3. A Portaria PGFN nº 14.402/2020 autoriza a utilização de bens penhorados em execução fiscal para amortização ou liquidação do saldo devedor transacionado.

4. Ainda que assim não fosse, se existe a possibilidade de alienação de bens para a amortização ou liquidação do saldo devedor do parcelamento, com mais razão de ser a possibilidade de utilização de valor já restrito para o mesmo fim, com a simples conversão em renda da União, procedimento mais simples, beneficiando o próprio credor.

5. Nesta senda, não faz sentido a manutenção da penhora para garantia da execução e para satisfação do crédito do credor (Fazenda Nacional) quando os valores penhorados serão vertidos ao pagamento do próprio credor (Fazenda Nacional).

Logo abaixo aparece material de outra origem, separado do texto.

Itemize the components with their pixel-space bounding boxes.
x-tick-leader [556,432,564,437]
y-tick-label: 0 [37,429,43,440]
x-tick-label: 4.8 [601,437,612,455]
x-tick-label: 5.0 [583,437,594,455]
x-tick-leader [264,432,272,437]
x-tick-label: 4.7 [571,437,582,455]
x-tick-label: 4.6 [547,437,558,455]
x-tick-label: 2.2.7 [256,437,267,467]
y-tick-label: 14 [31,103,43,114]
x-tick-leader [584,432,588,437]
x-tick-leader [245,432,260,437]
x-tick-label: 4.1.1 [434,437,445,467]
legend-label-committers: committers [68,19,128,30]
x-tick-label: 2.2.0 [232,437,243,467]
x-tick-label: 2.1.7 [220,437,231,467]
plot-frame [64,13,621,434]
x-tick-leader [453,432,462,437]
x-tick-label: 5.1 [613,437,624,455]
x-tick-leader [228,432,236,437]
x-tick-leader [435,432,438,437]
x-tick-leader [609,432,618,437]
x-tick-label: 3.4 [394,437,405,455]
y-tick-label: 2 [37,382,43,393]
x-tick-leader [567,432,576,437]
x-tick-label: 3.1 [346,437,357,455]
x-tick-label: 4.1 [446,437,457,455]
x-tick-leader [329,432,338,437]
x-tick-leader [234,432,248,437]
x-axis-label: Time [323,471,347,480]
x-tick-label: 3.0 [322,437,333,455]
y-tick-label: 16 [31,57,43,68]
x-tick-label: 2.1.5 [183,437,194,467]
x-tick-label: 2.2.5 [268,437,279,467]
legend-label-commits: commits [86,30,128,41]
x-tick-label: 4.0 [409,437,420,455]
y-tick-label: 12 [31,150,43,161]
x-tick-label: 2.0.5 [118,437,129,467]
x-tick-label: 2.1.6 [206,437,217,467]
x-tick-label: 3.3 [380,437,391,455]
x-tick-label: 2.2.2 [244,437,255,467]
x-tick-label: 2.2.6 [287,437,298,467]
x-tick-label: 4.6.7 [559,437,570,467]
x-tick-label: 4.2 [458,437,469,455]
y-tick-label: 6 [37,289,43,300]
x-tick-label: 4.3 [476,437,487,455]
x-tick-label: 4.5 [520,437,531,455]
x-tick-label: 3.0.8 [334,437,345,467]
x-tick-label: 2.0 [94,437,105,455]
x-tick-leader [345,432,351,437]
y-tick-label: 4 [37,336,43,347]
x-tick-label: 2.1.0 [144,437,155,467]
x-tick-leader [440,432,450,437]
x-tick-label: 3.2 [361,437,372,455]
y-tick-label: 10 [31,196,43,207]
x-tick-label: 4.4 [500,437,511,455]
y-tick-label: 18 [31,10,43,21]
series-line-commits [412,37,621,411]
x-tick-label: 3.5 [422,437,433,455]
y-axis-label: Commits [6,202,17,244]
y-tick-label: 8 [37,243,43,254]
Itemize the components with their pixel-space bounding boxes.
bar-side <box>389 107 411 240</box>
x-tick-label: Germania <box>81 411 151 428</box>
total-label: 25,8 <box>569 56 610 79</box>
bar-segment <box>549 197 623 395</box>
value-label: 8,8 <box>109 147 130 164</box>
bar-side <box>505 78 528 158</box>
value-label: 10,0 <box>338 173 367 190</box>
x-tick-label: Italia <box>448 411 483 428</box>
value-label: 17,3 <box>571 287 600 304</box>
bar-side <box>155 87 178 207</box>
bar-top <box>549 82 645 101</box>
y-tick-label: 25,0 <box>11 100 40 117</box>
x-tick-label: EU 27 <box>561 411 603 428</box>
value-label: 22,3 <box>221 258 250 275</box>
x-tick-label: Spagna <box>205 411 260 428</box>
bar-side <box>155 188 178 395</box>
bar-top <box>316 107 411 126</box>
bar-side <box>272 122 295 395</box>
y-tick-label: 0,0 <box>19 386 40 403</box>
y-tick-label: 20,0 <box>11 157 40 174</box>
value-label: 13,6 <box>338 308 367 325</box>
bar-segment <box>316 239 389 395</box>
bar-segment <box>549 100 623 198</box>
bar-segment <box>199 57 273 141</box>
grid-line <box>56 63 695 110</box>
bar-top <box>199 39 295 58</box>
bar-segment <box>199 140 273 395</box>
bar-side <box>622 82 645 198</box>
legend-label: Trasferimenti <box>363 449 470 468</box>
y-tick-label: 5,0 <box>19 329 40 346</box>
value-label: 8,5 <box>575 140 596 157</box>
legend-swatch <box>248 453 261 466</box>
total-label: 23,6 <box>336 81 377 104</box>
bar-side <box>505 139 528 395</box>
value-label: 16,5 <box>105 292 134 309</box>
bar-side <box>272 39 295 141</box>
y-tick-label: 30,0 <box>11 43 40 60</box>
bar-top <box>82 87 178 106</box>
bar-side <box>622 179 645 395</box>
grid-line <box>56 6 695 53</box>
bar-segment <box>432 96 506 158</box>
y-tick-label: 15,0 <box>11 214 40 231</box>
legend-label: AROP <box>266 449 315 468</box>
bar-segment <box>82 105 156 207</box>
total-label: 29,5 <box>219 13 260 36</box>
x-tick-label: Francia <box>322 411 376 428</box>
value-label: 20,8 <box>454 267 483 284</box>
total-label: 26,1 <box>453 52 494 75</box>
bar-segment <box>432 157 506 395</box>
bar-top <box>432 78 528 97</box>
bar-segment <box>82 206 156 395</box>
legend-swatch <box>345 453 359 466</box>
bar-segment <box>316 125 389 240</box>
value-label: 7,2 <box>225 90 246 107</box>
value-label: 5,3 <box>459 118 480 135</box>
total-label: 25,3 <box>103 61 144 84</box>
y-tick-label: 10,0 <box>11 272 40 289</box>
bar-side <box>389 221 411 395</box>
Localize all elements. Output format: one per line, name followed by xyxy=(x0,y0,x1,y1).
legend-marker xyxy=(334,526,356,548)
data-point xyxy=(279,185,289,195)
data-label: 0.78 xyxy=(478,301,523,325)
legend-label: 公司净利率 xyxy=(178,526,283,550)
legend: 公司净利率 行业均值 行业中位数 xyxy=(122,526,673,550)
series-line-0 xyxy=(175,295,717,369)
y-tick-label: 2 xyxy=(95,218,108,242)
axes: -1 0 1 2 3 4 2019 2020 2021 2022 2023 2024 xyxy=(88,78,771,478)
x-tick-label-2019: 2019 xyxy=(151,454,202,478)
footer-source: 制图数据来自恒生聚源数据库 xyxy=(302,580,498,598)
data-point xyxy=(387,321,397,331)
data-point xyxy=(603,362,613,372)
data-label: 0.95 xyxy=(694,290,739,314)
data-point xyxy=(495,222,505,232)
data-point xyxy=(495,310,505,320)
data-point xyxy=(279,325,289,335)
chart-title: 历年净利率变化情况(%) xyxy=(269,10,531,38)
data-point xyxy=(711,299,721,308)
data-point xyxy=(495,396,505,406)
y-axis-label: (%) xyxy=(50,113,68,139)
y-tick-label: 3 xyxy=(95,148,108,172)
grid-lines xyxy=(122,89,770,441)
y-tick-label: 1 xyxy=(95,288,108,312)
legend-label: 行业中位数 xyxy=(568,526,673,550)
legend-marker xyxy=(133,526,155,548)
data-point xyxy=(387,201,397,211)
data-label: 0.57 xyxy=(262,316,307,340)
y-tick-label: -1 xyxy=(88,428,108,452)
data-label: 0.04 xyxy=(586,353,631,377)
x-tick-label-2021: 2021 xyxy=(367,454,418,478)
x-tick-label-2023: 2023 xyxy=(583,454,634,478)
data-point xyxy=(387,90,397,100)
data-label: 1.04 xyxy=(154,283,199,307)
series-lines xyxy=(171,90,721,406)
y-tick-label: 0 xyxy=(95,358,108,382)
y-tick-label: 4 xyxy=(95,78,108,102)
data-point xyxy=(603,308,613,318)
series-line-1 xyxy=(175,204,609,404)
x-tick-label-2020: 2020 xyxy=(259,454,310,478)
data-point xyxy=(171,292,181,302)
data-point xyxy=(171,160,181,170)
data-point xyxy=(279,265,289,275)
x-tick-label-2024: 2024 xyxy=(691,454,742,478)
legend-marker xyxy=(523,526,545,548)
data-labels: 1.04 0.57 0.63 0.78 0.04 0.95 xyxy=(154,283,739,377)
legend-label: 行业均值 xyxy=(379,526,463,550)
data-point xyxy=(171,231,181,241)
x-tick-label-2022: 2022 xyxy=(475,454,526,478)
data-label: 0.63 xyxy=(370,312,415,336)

6. Agravo de instrumento provido. 


  ACÓRDÃO

Vistos e relatados estes autos em que são partes as acima indicadas, a Quarta Turma, à unanimidade, decidiu dar provimento ao agravo de instrumento para possibilitar a integral liquidação da transação tributária com a utilização dos valores penhorados, atualmente custodiados junto à Caixa Econômica Federal, com a sua conversão em renda da União para fins de liquidação do saldo devedor transacionado, devendo ser respeitadas eventuais penhoras de ações trabalhistas e/ou pensão alimentícia, mantendo-se tais valores à disposição do r. Juízo, nos termos do voto do Des. Fed. MARCELO SARAIVA (Relator), com quem votaram o Des. Fed. ANDRÉ NABARRETE e a Des. Fed. MARLI FERREIRA, nos termos do relatório e voto que ficam fazendo parte integrante do presente julgado.